La relación energética entre México y Cuba ha colocado al gobierno de Claudia Sheinbaum en una posición delicada frente a la administración de Donald Trump. Mientras Estados Unidos endurece su postura hacia La Habana y busca retomar el control del petróleo venezolano, México se ha consolidado como un proveedor estratégico de hidrocarburos para la isla.

El reciente trayecto del buque Ocean Mariner desde Veracruz hacia La Habana simboliza este flujo constante que, según reportes a la Comisión de Bolsa y Valores de EE. UU., alcanzó un promedio de 19,200 barriles diarios entre enero y septiembre de 2025.

A pesar de que el gobierno mexicano defiende estos envíos bajo conceptos de ayuda humanitaria o contratos específicos, analistas advierten que esta política podría tensar las negociaciones bilaterales con Washington.

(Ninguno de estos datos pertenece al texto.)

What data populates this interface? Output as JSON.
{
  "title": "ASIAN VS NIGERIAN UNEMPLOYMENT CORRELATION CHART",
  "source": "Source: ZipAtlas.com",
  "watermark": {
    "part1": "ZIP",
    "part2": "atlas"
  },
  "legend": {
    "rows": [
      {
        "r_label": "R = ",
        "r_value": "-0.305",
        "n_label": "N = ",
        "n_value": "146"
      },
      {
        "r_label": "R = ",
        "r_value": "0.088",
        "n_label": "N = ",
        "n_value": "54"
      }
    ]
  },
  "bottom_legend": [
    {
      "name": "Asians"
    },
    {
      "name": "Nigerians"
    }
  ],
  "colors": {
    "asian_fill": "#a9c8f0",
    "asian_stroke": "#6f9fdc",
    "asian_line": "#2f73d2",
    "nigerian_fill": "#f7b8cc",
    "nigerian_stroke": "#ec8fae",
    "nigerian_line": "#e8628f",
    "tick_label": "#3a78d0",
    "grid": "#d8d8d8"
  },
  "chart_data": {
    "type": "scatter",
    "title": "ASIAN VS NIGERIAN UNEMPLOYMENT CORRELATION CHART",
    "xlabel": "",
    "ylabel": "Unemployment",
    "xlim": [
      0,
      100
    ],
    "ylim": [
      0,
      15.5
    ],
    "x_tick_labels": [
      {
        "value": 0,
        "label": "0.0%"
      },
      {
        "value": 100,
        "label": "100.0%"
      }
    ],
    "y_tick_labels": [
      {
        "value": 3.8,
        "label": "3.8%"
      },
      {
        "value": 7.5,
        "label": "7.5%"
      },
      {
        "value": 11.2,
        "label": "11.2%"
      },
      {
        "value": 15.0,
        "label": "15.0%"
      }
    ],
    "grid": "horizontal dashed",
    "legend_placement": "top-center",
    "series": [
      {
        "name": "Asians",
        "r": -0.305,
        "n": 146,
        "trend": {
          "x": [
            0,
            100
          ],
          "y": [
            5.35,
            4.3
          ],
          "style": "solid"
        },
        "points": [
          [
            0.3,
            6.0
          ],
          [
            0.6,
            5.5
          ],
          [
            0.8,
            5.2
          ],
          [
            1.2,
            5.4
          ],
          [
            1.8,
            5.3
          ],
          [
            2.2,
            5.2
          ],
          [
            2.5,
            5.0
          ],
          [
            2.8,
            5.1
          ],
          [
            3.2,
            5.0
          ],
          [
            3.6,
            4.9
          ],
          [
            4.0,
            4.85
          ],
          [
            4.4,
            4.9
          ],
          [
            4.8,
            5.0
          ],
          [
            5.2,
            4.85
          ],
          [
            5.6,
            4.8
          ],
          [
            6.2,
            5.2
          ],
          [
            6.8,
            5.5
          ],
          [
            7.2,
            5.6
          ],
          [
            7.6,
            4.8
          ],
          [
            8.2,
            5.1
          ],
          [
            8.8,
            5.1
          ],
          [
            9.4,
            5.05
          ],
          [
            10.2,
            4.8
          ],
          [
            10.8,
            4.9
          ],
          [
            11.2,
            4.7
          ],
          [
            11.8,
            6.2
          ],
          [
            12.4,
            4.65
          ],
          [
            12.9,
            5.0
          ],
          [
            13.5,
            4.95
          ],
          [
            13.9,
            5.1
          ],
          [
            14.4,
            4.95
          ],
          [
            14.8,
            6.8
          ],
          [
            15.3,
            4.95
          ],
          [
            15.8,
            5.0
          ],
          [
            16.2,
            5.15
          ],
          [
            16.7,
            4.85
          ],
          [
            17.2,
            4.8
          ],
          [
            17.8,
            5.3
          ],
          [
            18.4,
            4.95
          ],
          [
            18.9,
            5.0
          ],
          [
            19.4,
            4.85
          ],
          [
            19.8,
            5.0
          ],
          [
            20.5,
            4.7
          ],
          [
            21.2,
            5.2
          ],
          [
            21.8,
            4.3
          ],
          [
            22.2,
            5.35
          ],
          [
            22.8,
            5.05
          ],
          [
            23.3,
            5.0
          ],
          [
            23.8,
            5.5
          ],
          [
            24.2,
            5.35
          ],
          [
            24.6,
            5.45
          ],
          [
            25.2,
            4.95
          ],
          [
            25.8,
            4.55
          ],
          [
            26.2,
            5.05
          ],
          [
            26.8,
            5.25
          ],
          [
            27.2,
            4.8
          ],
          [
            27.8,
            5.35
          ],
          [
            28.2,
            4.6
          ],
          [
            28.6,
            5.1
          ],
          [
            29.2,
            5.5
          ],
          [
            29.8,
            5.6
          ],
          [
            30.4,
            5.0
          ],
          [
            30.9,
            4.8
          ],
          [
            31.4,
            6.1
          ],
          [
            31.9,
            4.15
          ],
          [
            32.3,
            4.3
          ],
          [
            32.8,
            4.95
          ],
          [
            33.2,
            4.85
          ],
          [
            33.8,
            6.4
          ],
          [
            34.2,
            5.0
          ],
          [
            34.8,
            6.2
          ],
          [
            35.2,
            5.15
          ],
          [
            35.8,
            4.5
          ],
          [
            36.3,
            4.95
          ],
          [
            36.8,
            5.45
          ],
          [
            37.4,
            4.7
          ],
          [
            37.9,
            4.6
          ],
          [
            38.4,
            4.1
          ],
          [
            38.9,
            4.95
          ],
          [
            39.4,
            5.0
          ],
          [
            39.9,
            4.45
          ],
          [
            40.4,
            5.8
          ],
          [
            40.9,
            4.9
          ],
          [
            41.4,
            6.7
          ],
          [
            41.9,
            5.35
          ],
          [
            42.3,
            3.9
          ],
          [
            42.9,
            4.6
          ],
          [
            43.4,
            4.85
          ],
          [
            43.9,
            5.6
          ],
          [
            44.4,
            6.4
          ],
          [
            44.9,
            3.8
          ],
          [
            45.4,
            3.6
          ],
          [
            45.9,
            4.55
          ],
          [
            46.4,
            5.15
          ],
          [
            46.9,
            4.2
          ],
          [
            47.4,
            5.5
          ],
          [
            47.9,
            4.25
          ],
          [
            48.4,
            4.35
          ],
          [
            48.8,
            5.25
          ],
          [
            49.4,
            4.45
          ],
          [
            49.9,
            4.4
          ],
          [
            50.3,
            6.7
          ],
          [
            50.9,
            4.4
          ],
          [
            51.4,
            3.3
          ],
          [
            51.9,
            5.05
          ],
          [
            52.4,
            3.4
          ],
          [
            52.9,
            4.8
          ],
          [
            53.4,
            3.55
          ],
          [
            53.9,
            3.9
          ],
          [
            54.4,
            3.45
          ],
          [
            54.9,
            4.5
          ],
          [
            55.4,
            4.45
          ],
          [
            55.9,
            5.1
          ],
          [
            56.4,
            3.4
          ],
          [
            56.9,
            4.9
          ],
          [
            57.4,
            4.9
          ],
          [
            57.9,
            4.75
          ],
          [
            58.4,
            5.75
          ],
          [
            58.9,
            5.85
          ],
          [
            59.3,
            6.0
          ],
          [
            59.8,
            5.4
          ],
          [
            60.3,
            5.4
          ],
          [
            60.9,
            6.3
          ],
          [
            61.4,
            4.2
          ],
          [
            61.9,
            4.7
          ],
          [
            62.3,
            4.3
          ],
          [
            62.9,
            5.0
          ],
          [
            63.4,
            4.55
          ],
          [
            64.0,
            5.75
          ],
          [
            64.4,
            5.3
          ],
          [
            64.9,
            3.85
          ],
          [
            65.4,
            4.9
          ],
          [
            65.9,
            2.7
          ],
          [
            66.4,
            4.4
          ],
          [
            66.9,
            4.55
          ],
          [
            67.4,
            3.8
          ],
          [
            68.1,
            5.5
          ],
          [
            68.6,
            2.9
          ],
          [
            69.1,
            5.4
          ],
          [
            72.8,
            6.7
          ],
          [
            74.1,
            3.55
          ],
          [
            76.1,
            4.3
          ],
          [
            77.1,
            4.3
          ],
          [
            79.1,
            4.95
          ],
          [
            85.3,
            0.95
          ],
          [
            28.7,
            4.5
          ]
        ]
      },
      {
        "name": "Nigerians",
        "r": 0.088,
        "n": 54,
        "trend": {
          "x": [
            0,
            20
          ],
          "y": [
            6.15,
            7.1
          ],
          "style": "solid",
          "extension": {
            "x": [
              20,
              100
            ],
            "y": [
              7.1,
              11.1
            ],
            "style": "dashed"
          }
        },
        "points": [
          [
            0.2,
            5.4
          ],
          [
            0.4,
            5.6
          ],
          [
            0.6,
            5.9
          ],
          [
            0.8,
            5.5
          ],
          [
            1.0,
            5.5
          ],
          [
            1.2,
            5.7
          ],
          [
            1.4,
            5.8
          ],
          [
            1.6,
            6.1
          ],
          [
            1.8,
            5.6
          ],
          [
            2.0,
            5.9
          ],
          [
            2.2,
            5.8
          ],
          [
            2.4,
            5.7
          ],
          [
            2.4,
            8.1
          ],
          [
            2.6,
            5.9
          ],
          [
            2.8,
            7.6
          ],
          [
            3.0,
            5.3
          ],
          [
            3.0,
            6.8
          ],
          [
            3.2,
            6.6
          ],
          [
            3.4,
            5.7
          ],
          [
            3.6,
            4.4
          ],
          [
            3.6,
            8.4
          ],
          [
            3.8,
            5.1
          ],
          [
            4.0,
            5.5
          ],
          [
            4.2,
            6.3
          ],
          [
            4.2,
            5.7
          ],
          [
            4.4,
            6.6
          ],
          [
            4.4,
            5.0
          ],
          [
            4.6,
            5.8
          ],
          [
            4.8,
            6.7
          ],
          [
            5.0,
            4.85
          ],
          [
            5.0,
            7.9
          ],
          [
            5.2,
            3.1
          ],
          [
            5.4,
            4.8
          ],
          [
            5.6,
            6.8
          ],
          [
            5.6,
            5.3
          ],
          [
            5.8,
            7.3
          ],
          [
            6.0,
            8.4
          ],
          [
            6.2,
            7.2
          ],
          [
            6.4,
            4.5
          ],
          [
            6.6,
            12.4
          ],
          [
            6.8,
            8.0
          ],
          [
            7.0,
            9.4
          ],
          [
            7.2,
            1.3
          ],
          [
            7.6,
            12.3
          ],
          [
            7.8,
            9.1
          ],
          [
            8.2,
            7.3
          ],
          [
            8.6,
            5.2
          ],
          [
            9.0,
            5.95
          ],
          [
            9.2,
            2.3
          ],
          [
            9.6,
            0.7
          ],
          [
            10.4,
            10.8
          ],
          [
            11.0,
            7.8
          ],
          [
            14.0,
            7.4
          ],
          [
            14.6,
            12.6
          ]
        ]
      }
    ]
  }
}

Expertos como Jorge Piñón de la Universidad de Texas señalan que el volumen de exportaciones mostró una reducción tras visitas diplomáticas estadounidenses de alto nivel, lo que sugiere una sensibilidad directa a la presión externa.

Con el colapso del suministro desde Venezuela y las sanciones de la administración Trump, el petróleo mexicano se ha vuelto vital para la estabilidad energética cubana, pero también en un foco de conflicto geopolítico que pone a prueba la soberanía comercial de México frente a su principal socio económico.